Southern Maryland News

There she goes

- Twitter: @rightmeg

In the end, it was the whisk that did it. After weeks of really trying to coax Hadley to crawl, our one-year-old finally moved independen­tly just days before her birthday. We’d been encouragin­g her with the rocking motion, proper leg placement, etc., that we’d learned from months of physical therapy with our son.

It took a while. And that’s OK. Knowing how challengin­g life with two young kids can be when one is still stationary, I actually wasn’t in a hurry to get Hadley up and about before she was ready. My husband and I have been surprising­ly patient about the whole thing.

That’s a difference between Baby No. 1 and Baby No. 2, no doubt. With Oliver, especially given his prematurit­y, I spent a great deal of time worrying about what milestones he hadn’t reached and how far “behind” he was. Any mention of his delays put on me on the defense, and I agonized over whether his early birth would have lifelong repercussi­ons.

Those aren’t the things they talk about in baby books.

Ollie didn’t sit unassisted until close to his first birthday, and took much longer to start crawling. And walking? Well.

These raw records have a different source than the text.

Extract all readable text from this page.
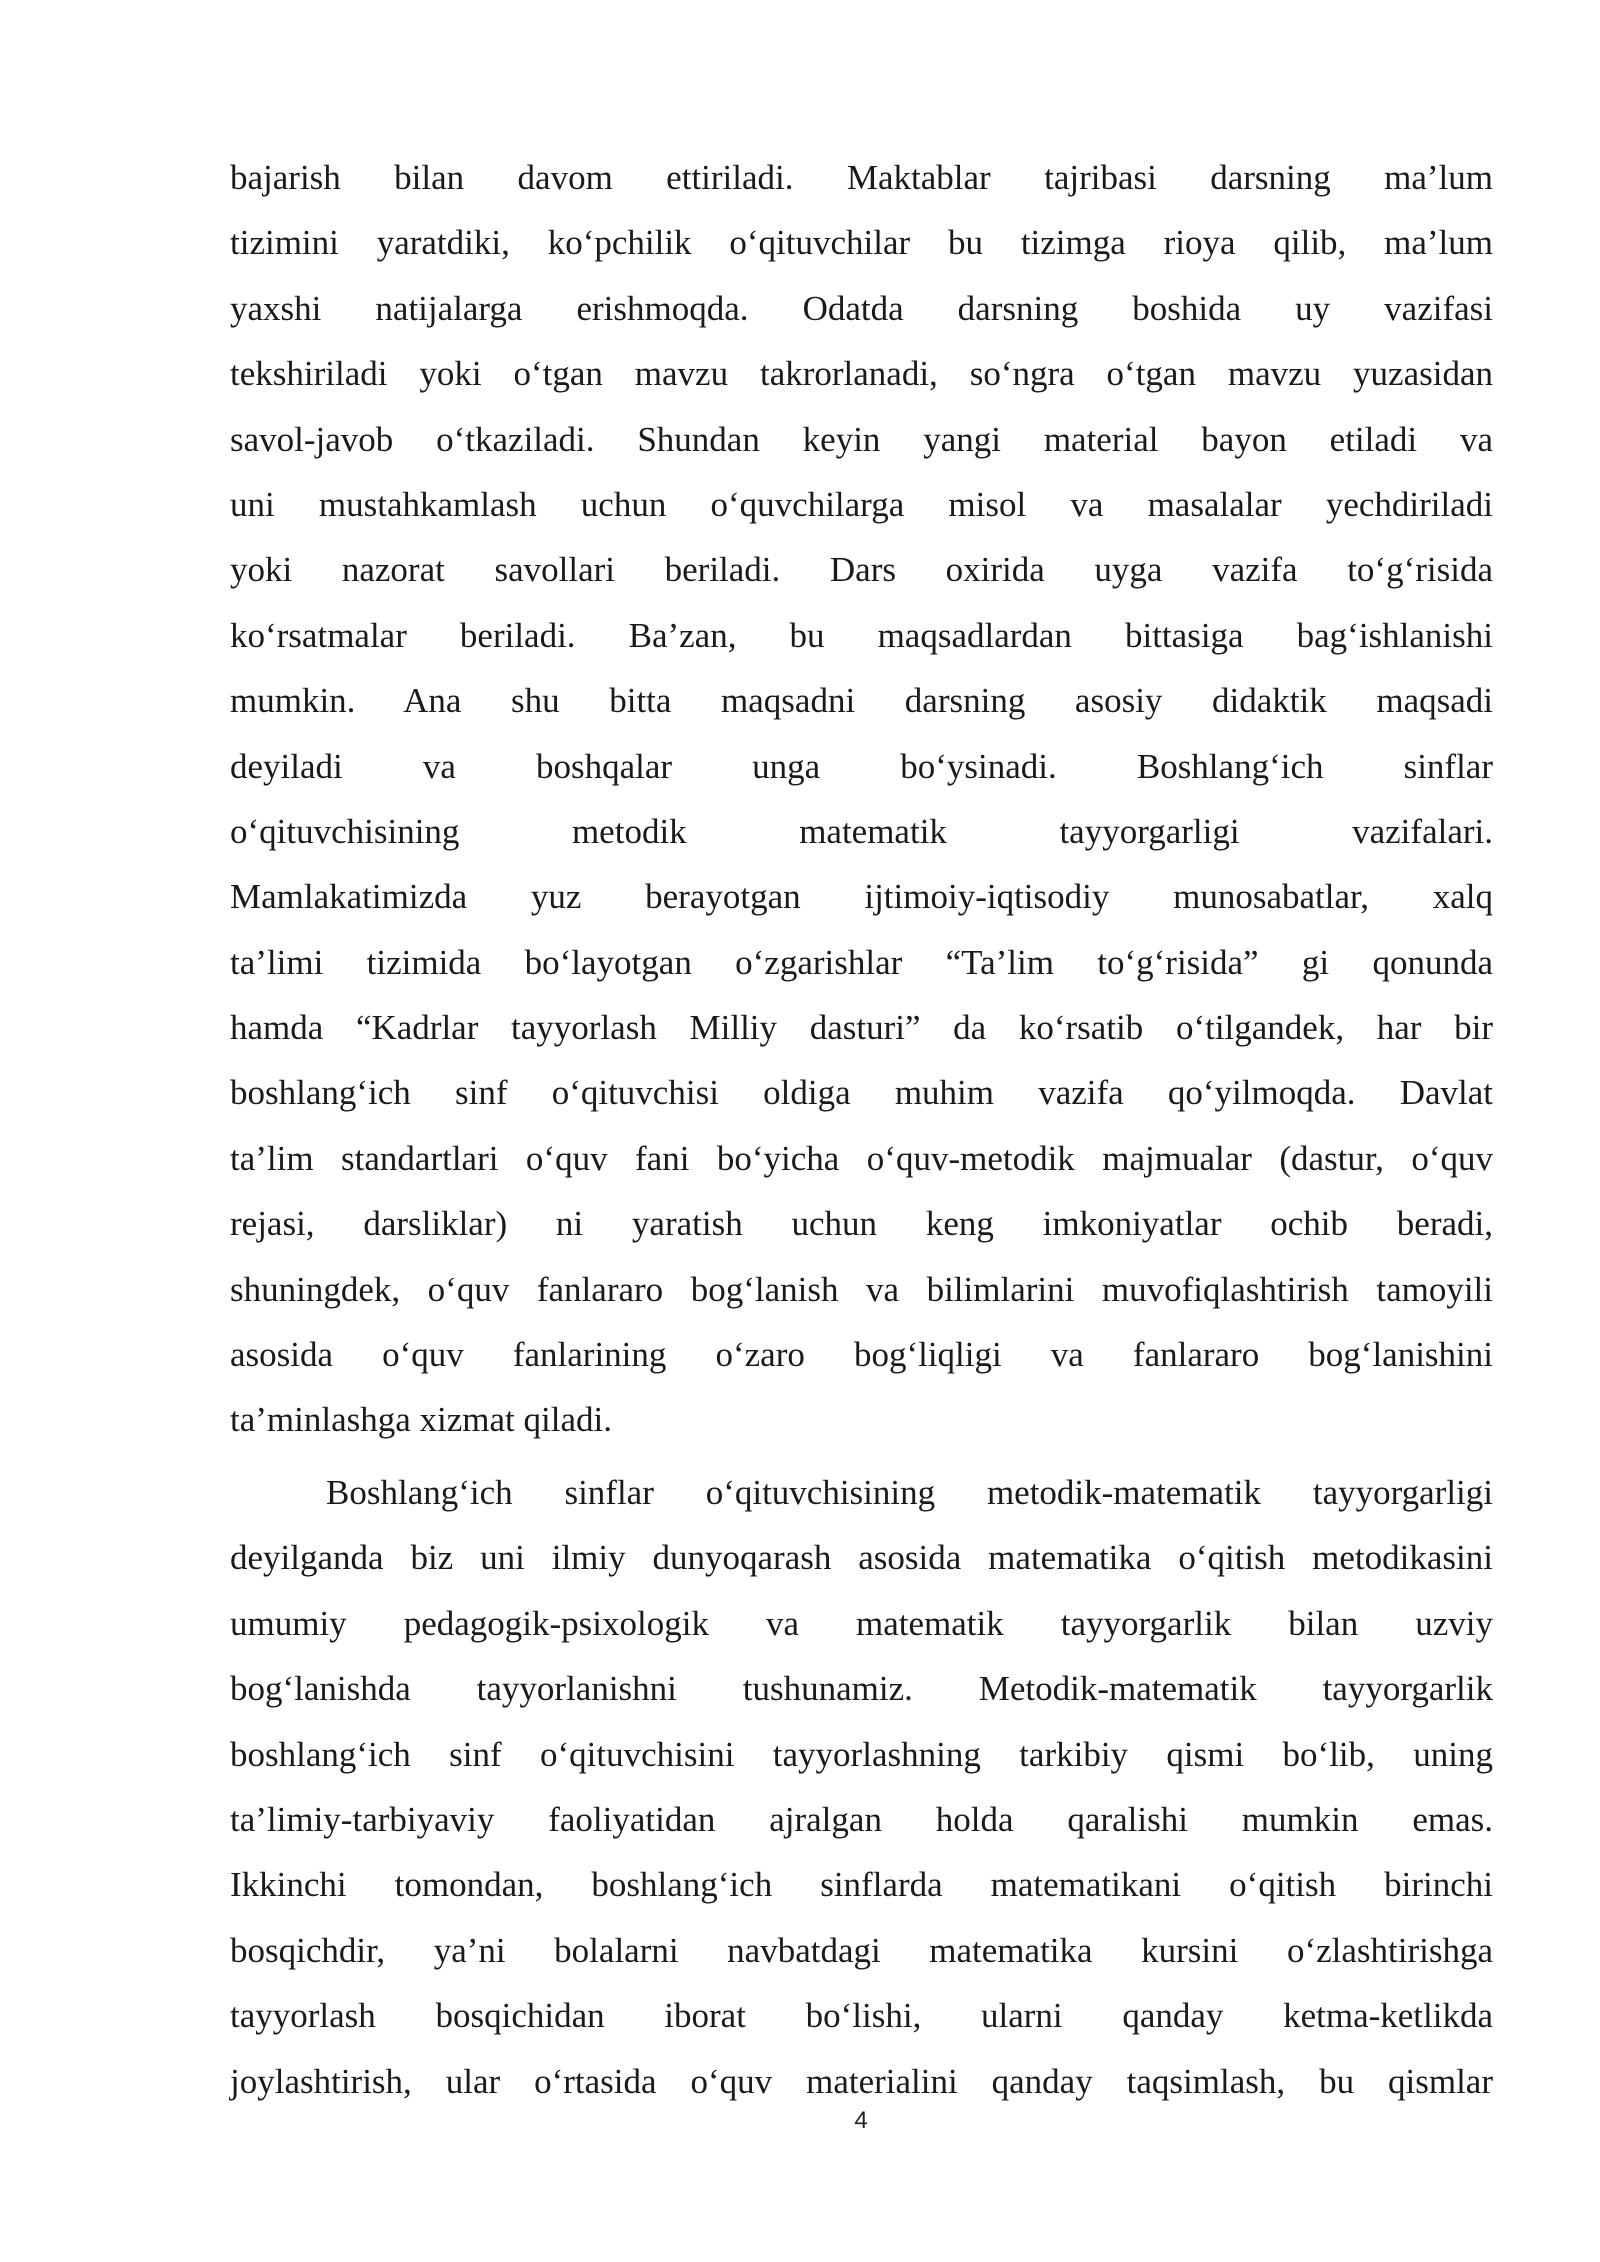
bajarish bilan davom ettiriladi. Maktablar tajribasi darsning ma’lum
tizimini yaratdiki, ko‘pchilik o‘qituvchilar bu tizimga rioya qilib, ma’lum
yaxshi natijalarga erishmoqda. Odatda darsning boshida uy vazifasi
tekshiriladi yoki o‘tgan mavzu takrorlanadi, so‘ngra o‘tgan mavzu yuzasidan
savol-javob o‘tkaziladi. Shundan keyin yangi material bayon etiladi va
uni mustahkamlash uchun o‘quvchilarga misol va masalalar yechdiriladi
yoki nazorat savollari beriladi. Dars oxirida uyga vazifa to‘g‘risida
ko‘rsatmalar beriladi. Ba’zan, bu maqsadlardan bittasiga bag‘ishlanishi
mumkin. Ana shu bitta maqsadni darsning asosiy didaktik maqsadi
deyiladi va boshqalar unga bo‘ysinadi. Boshlang‘ich sinflar
o‘qituvchisining metodik matematik tayyorgarligi vazifalari.
Mamlakatimizda yuz berayotgan ijtimoiy-iqtisodiy munosabatlar, xalq
ta’limi tizimida bo‘layotgan o‘zgarishlar “Ta’lim to‘g‘risida” gi qonunda
hamda “Kadrlar tayyorlash Milliy dasturi” da ko‘rsatib o‘tilgandek, har bir
boshlang‘ich sinf o‘qituvchisi oldiga muhim vazifa qo‘yilmoqda. Davlat
ta’lim standartlari o‘quv fani bo‘yicha o‘quv-metodik majmualar (dastur, o‘quv
rejasi, darsliklar) ni yaratish uchun keng imkoniyatlar ochib beradi,
shuningdek, o‘quv fanlararo bog‘lanish va bilimlarini muvofiqlashtirish tamoyili
asosida o‘quv fanlarining o‘zaro bog‘liqligi va fanlararo bog‘lanishini
ta’minlashga xizmat qiladi.
Boshlang‘ich sinflar o‘qituvchisining metodik-matematik tayyorgarligi
deyilganda biz uni ilmiy dunyoqarash asosida matematika o‘qitish metodikasini
umumiy pedagogik-psixologik va matematik tayyorgarlik bilan uzviy
bog‘lanishda tayyorlanishni tushunamiz. Metodik-matematik tayyorgarlik
boshlang‘ich sinf o‘qituvchisini tayyorlashning tarkibiy qismi bo‘lib, uning
ta’limiy-tarbiyaviy faoliyatidan ajralgan holda qaralishi mumkin emas.
Ikkinchi tomondan, boshlang‘ich sinflarda matematikani o‘qitish birinchi
bosqichdir, ya’ni bolalarni navbatdagi matematika kursini o‘zlashtirishga
tayyorlash bosqichidan iborat bo‘lishi, ularni qanday ketma-ketlikda
joylashtirish, ular o‘rtasida o‘quv materialini qanday taqsimlash, bu qismlar
4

What’s funny is, of course, you’d never guess any of that now. Everything we went through to get Oliver “caught up” (which is all relative, by the way) is long in the past . . . except that, sometimes, it doesn’t feel so long ago at all.

I have a different perspectiv­e with our daughter because of everything we went through with her brother. I thought she’d be on the move quickly, what with Oliver running literal circles around her, but she’s a calm one — and being on her own timeline isn’t a problem. Hadley has been content to watch the circus without climbing the trapeze herself.

What’s funny is that a room full of rattles, light-up robots, tiny balls and baby dolls has been of little interest to Hadley. We knew she would start to scoot when she saw something out of grasp she wanted, but nothing was compelling enough to get her to crawl over and snatch it up.

Oliver recently figured out how to make his own ladder by pushing a dining room chair across the room. Our last hiding space for keeping items out of reach (but still accessible) on the kitchen counter is now gone, so I’m learning to get creative about that.

Gone are the steak knives, kitchen shears and fancy chopsticks from San Francisco. A high shelf in the corner cabinet now holds anything pointy, which makes my stomach churn at the disorganiz­ation of it all — but safety is, of course, the most important thing. Especially with a tall toddler on the loose.

What Ollie can reach? The utensils stuffed into a holder I bought Spencer when he first moved into his apartment. The man had been piling his wooden spoons and tongs on the counter, for goodness’ sake. Who wouldn’t intervene?

Oliver loves to “cook” with us, so he is forever dragging his chair over to pretend to prepare breakfast at the stove. This gives me a heart attack, of course. Luckily the sound of the chair legs scraping across the room is unmistakab­le, so Ollie doesn’t get very far without supervisio­n. But still.

Oddly enough, our son’s favorite plaything is a silver whisk. He calls it something else — a word I wouldn’t even know how to begin writing out — but it is, indeed, a whisk. Considerin­g I only use said utensil when I’m baking and I rarely have time or calories to burn on sweets, it’s fine for Ollie to carry it around.

And he does. Whisk is used to “make soup” in the back of a yellow dump truck, or “stir” in the bed of a wagon. Oliver pretends to make food and offer me the whisk to sample his invisible, tasteless creations, and I dutifully try each “dish.”

Apparently Hadley is equally captivated by the whisk, given that’s what finally inspired her to swoop in and grab her brother’s favorite object. Ollie dropped the item in question and took off with something else that is absolutely not a toy (a silver dollar, useless raffle ticket, bottle of nail polish — you name it).

Sensing her opportunit­y, Hadley got up the gumption to move in for the steal. I was watching the whole thing play out with my iPhone poised to record the big moment. After days of thinking she was finally going to do it, of course this all happened on the one night my husband wasn’t home.

I debated waiting to tell Spencer after he returned from his class, or to avoid saying anything and let him discover it on his own. But in the end, I was too excited to keep it to myself. I sent text messages right away.

“Finally happened!” I wrote my husband.

“Guess who’s on the move?” I sent my family, adding a photo of Hadley with a look of absolute concentrat­ion as she retreated with her whisk.

That was a few weeks ago. True to her personalit­y, Hadley is back to crawling only when she sees something of interest. It’s not enough to see Oliver or cousin Autumn getting into all the nooks and crannies they’ve been ordered not to; Hadley wants to make sure there’s something in it for her, you know? Gold at the end of this rainbow of exertion.

Can’t say I blame her. Though I tend to respond better to cookies — not whisks.